The Montauk
With craft cocktail bars sprouting like fungi in a locally sourced mushroom martini made with artisanal bitters, you sometimes find yourself longing for a simpler cocktail. Perhaps, like Carrie Bradshaw in “Sex and the City,” you crave a rosy-red cosmopolitan. Or maybe you pine for a white sugar-rimmed lemon drop, like the kind you quaffed in college before passing out in the bushes by the campus bar.
When did cocktails become so serious, you find yourself wondering as you watch Tom Cruise juggle bottles of booze in the 1988 film “Cocktail.” In that movie, which celebrated an era of drinking that wasn’t afraid of a little yellow No. 5 dye, the in drinks are as bright and artificial as your grandma’s Christmas tree, and everybody seems to be having so much fun.
New Year’s Eve is the perfect occasion to raise a toast to that bygone era. After all, you don’t have 15 minutes to make each drink for the massive party you plan to throw. As an added bonus, you can ask guests to dress the part: They can wear leg warmers, leotard tops, pink polo shirts and feather their hair.

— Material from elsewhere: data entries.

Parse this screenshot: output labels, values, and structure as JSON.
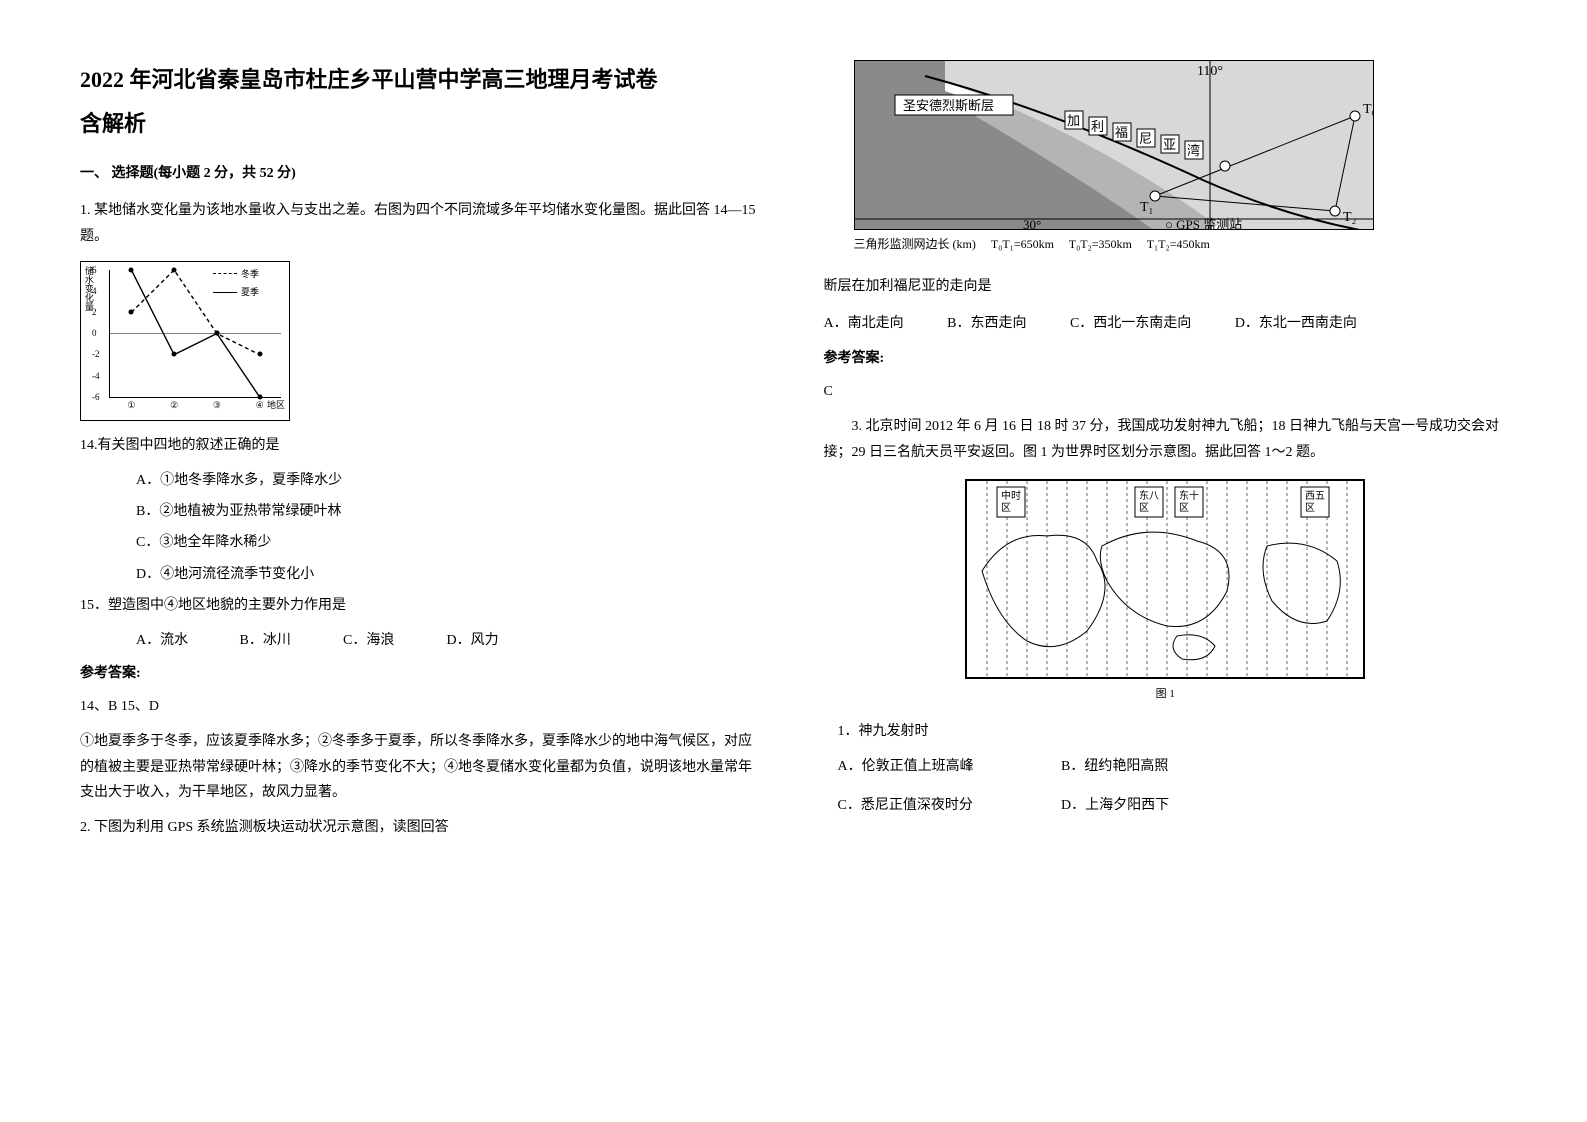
{
  "doc": {
    "title_line1": "2022 年河北省秦皇岛市杜庄乡平山营中学高三地理月考试卷",
    "title_line2": "含解析",
    "section1": "一、 选择题(每小题 2 分，共 52 分)",
    "q1_intro": "1. 某地储水变化量为该地水量收入与支出之差。右图为四个不同流域多年平均储水变化量图。据此回答 14—15 题。",
    "chart1": {
      "type": "line",
      "ylabel": "储水变化量",
      "yticks": [
        "6",
        "4",
        "2",
        "0",
        "-2",
        "-4",
        "-6"
      ],
      "ylim": [
        -6,
        6
      ],
      "xticks": [
        "①",
        "②",
        "③",
        "④"
      ],
      "xlabel_end": "地区",
      "legend": [
        "冬季",
        "夏季"
      ],
      "legend_styles": [
        "dashed",
        "solid"
      ],
      "winter_values": [
        2,
        6,
        0,
        -2
      ],
      "summer_values": [
        6,
        -2,
        0,
        -6
      ],
      "line_color": "#000000",
      "background_color": "#ffffff"
    },
    "q14": "14.有关图中四地的叙述正确的是",
    "q14_opts": {
      "A": "A．①地冬季降水多，夏季降水少",
      "B": "B．②地植被为亚热带常绿硬叶林",
      "C": "C．③地全年降水稀少",
      "D": "D．④地河流径流季节变化小"
    },
    "q15": "15．塑造图中④地区地貌的主要外力作用是",
    "q15_opts": {
      "A": "A．流水",
      "B": "B．冰川",
      "C": "C．海浪",
      "D": "D．风力"
    },
    "answer_head": "参考答案:",
    "ans_14_15": "14、B 15、D",
    "explain_1": "①地夏季多于冬季，应该夏季降水多；②冬季多于夏季，所以冬季降水多，夏季降水少的地中海气候区，对应的植被主要是亚热带常绿硬叶林；③降水的季节变化不大；④地冬夏储水变化量都为负值，说明该地水量常年支出大于收入，为干旱地区，故风力显著。",
    "q2_intro": "2. 下图为利用 GPS 系统监测板块运动状况示意图，读图回答",
    "map": {
      "longitude_label": "110°",
      "fault_label": "圣安德烈斯断层",
      "bay_label": "加利福尼亚湾",
      "gps_label": "○ GPS 监测站",
      "lat_label": "30°",
      "t_labels": [
        "T₀",
        "T₁",
        "T₂"
      ],
      "caption_left": "三角形监测网边长 (km)",
      "edges": [
        "T₀T₁=650km",
        "T₀T₂=350km",
        "T₁T₂=450km"
      ],
      "sea_color": "#8a8a8a",
      "land_color": "#d8d8d8",
      "bg": "#ffffff"
    },
    "q2_stem": "断层在加利福尼亚的走向是",
    "q2_opts": {
      "A": "A．南北走向",
      "B": "B．东西走向",
      "C": "C．西北一东南走向",
      "D": "D．东北一西南走向"
    },
    "ans2": "C",
    "q3_intro": "3. 北京时间 2012 年 6 月 16 日 18 时 37 分，我国成功发射神九飞船；18 日神九飞船与天宫一号成功交会对接；29 日三名航天员平安返回。图 1 为世界时区划分示意图。据此回答 1～2 题。",
    "tz": {
      "labels_top": [
        "中时区",
        "东八区",
        "东十区",
        "西五区"
      ],
      "caption": "图 1",
      "dotted_color": "#5a6a7a",
      "outline_color": "#000000"
    },
    "q3_1": "1．神九发射时",
    "q3_1_opts": {
      "A": "A．伦敦正值上班高峰",
      "B": "B．纽约艳阳高照",
      "C": "C．悉尼正值深夜时分",
      "D": "D．上海夕阳西下"
    }
  }
}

The first drink you must serve is a classic apple martini. Contrary to what some frou-frou mixologists will tell you, the apple martini is still alive and well. You can get one at Lola’s on Fairfax, which claims to have invented the drink in 1996.
“We had a bottle of Apple Pucker and a bottle of Ketel One and we combined the two and I thought, ‘It tastes just like a Jolly Rancher,’ ” says Lola’s owner, Loren Dunsworth. “We sell ludicrous amounts of apple martinis. I don’t know of any craft cocktails that people seek out the world over like they do the apple martini. I think it makes people happy.”
These days, drinking an apple martini could be considered the height of irony. And hipsters, it is widely known, love irony.
“Most bartenders I know think cocktails are getting pretentious,” says Aidan Demarest, one of L.A.’s most sought-after mixologists and the owner of Neat in Glendale. “There needs to be an irreverent moment, and cocktails need to be fun again.”
That’s why Demarest created another cocktail that should make your party list: the Blue Whale, made with lemon juice, vodka and ginger beer. The drink is based on one by the same name that was a huge hit at Houlihan’s in 1989. Demarest made his own Curacao but was unable to bring himself to color it blue; instead, he serves the drink in a blue Tiki pint glass.
Blue Curacao is the holy grail of flair-style drinks, which initially rose to prominence during the late 1970s and ‘80s at preppy spots known as “fern bars,” which include places such as TGI Fridays, where you can still order a blackberry Long Island iced tea, a Horny ‘Rita or a Pink Punk Cosmo.
When it comes to craft cocktails, the L.A. market is still relatively new, says Demarest, which is why bartenders aren’t quite yet ready to “turn around and laugh at themselves.”
“If I were to make a funny move, I would serve blue Curacao in a beautiful copper mug,” jokes former Library Bar mixologist Matthew Biancaniello. “But I’m so in the opposite direction of that -- I probably take three hours to make a drink.”
Still, when Biancaniello first started bartending at the Hollywood Roosevelt Hotel’s Library Bar, the three most common drinks ordered were a dirty martini, a Bloody Mary and a Long Island iced tea.
“I knew if I could put my own spin on these and make them great, I would be able to gain customers’ trust so that they would try my more experimental cocktails,” says Biancaniello, so he created a spin on the Long Island iced tea called the Montauk.
With mezcal, gin, aquavit and vodka, the Montauk packs as much saucy punch as your run-of-the-mill Long Island iced tea while keeping it crafty. Perhaps you can have the best of both worlds.
In a large pint glass, combine the mezcal, gin, aquavit, vodka, rum, lemon juice and agave syrup. Stir together and add ice. Top off with the blood orange juice and garnish with the tangerine peel.